My body is scaring me
Everything’s been so incremental, I don’t know when it first was that I started hating my body.
I know that I first collapsed in 2005, but I couldn’t tell you at what point the various related things have appeared. I do know that once upon a time, I freaked the fuck out when my knees wobbled a bit in the shower and I fell over that one time. Now, I have perfected not only the art of showering with an all over tremor, but of cooking with a sharp knife in my badly trembling hand. Feeling exhausted for days on end no longer even blips my radar. Collapses are only noteworthy if they’re in some way unusual or they happen in a cluster.
On Thursday evening, for the first time, I lost consciousness when I collapsed. I also got no warning, and just went down out of nowhere.
In a way that I haven’t felt for a while now, I am actively scared of my body.
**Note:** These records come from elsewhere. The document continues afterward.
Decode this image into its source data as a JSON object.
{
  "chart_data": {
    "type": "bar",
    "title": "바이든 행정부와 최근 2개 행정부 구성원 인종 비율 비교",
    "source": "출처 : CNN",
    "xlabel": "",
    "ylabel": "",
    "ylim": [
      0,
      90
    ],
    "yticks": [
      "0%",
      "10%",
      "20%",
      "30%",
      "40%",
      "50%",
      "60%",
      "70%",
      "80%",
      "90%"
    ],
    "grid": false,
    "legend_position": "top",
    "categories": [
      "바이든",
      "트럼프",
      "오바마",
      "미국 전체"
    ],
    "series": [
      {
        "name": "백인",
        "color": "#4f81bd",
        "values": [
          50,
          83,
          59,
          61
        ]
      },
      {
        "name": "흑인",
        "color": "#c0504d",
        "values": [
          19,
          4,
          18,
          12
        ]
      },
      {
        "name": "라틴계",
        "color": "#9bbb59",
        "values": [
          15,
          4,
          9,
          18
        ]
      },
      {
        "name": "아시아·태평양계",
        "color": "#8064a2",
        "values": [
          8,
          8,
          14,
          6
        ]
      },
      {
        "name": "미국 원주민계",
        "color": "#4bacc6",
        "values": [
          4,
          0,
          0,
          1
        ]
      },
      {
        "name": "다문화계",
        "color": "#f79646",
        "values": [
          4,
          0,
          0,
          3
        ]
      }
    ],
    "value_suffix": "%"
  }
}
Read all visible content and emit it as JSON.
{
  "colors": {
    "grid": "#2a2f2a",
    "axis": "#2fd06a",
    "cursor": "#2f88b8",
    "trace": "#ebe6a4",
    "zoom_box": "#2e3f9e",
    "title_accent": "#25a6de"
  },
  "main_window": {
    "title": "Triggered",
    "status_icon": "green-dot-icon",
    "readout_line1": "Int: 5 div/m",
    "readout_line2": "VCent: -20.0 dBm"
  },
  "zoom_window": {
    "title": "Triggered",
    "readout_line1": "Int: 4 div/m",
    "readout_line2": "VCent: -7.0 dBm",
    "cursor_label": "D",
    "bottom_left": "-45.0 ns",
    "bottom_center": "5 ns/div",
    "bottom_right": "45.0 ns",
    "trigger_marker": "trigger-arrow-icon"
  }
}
The concern in my parents’ voices and the faces of my partners appears warranted, not an overreaction.
And one of the things that scares me the most about this is the medical response. I know I need to go and see my consultant again, but the last time I went in, they referred me to psychology. It makes me feel like I’m not being believed. I don’t deny that there may be a psychological element to what’s going on, and that some of the horrible situations I’ve found myself in might well have made matters worse than they would otherwise have been. But when I look back, there are so many instances where there are no stresses that I can identify that could possibly have made me collapse, and yet, down I go.
I don’t really have a good end or a good point to make here, and possibly this would have been better put into my journal, but fuck it, it’s my blog and I’ll cry if I want to. And I do want to. Lots. Because I’m scared.